The company said the goal is to give employers more transparency into and control of their formulary and benefit design. Transcarent argues the offering can save employers money by using large pharmacy networks, integrating pharmacy and medical care, passing through rebates to plan sponsors, and eliminating spread pricing, where pharmacy benefit managers charge more for a drug than they reimburse to the pharmacy and keep the difference.

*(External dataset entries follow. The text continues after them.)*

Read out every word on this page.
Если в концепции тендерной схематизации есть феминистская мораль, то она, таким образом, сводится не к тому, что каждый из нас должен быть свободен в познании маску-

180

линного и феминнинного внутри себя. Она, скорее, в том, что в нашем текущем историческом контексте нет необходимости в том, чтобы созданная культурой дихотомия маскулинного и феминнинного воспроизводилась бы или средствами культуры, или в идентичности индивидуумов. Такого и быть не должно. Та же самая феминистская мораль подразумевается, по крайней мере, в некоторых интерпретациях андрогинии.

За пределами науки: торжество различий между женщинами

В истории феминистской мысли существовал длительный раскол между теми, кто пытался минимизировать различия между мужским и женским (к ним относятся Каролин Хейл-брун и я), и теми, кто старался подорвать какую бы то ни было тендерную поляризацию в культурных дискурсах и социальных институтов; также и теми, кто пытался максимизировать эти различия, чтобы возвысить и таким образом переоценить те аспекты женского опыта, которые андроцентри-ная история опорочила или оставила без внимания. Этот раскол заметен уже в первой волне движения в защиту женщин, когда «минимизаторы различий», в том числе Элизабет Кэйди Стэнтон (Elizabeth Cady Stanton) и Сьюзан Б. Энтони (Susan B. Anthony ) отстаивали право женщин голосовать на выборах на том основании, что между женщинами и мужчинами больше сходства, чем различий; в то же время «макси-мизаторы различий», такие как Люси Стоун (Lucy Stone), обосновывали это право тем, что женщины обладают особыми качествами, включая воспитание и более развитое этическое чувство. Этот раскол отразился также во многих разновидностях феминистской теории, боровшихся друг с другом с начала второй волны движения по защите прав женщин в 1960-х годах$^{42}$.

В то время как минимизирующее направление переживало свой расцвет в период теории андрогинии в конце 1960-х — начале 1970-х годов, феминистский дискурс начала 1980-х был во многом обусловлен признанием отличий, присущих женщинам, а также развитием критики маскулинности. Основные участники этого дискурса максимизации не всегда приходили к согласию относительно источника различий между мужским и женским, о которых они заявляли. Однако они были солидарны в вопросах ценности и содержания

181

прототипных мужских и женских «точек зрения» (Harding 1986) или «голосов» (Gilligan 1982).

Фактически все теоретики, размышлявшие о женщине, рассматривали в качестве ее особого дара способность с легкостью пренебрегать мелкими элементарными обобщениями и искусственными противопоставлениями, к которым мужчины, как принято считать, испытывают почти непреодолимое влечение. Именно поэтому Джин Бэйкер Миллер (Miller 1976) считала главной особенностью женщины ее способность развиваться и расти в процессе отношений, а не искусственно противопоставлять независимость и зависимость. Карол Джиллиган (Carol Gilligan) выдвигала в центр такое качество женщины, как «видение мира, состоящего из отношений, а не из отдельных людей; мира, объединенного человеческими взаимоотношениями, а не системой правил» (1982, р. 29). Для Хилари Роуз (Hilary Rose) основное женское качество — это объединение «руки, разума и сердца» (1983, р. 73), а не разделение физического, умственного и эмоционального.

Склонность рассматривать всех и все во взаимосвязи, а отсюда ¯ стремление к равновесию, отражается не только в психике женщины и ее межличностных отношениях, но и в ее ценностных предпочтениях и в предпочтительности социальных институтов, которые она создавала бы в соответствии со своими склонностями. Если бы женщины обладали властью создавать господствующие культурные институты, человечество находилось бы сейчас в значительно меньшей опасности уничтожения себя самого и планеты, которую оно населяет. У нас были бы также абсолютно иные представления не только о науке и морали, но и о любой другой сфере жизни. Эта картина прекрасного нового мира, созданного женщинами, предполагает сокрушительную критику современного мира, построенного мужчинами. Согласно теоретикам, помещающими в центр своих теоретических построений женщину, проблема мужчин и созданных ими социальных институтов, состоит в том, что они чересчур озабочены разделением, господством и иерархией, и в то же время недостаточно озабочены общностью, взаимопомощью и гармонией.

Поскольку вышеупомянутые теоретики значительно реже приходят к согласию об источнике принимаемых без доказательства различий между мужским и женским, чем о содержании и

“There’s never been a good reason for employers to be uncertain about the true cost of their most utilized benefit offering,” Transcarent COO Snezana Mahon said in a statement. “The information that will now be available to employers will enable them to improve their benefits and the care they provide for their people, reduce costs and empower employees and their families to most effectively manage their prescription drug needs.”
THE LARGER TREND
High drug costs are a long-standing problem for the U.S. healthcare system. According to a report from the American Society of Health-System Pharmacists released this spring, total drug spending grew 7.7% in 2021 and is expected to continue to rise this year.
A survey published last month found Medicare beneficiaries were concerned about the impact of inflation on healthcare costs, particularly for prescription drugs and Part B premiums. The Inflation Reduction Act, which was signed into law last month, allows Medicare for the first time to negotiate drug prices for 10 high-cost drugs, starting in 2026.
Transcarent emerged from stealth in March 2021, led by Livongo vet Glen Tullman. The startup announced a $58 million Series B raise in June that year, and a $200 million Series C early in 2022.
It’s also been adding new offerings this year. In April, the company revealed Transcarent Oncology Care, aimed at helping members find cancer care institutes, oncology providers and appropriate clinical trials. It also launched a behavioral health program earlier this spring that helps patients find in-person or virtual therapy.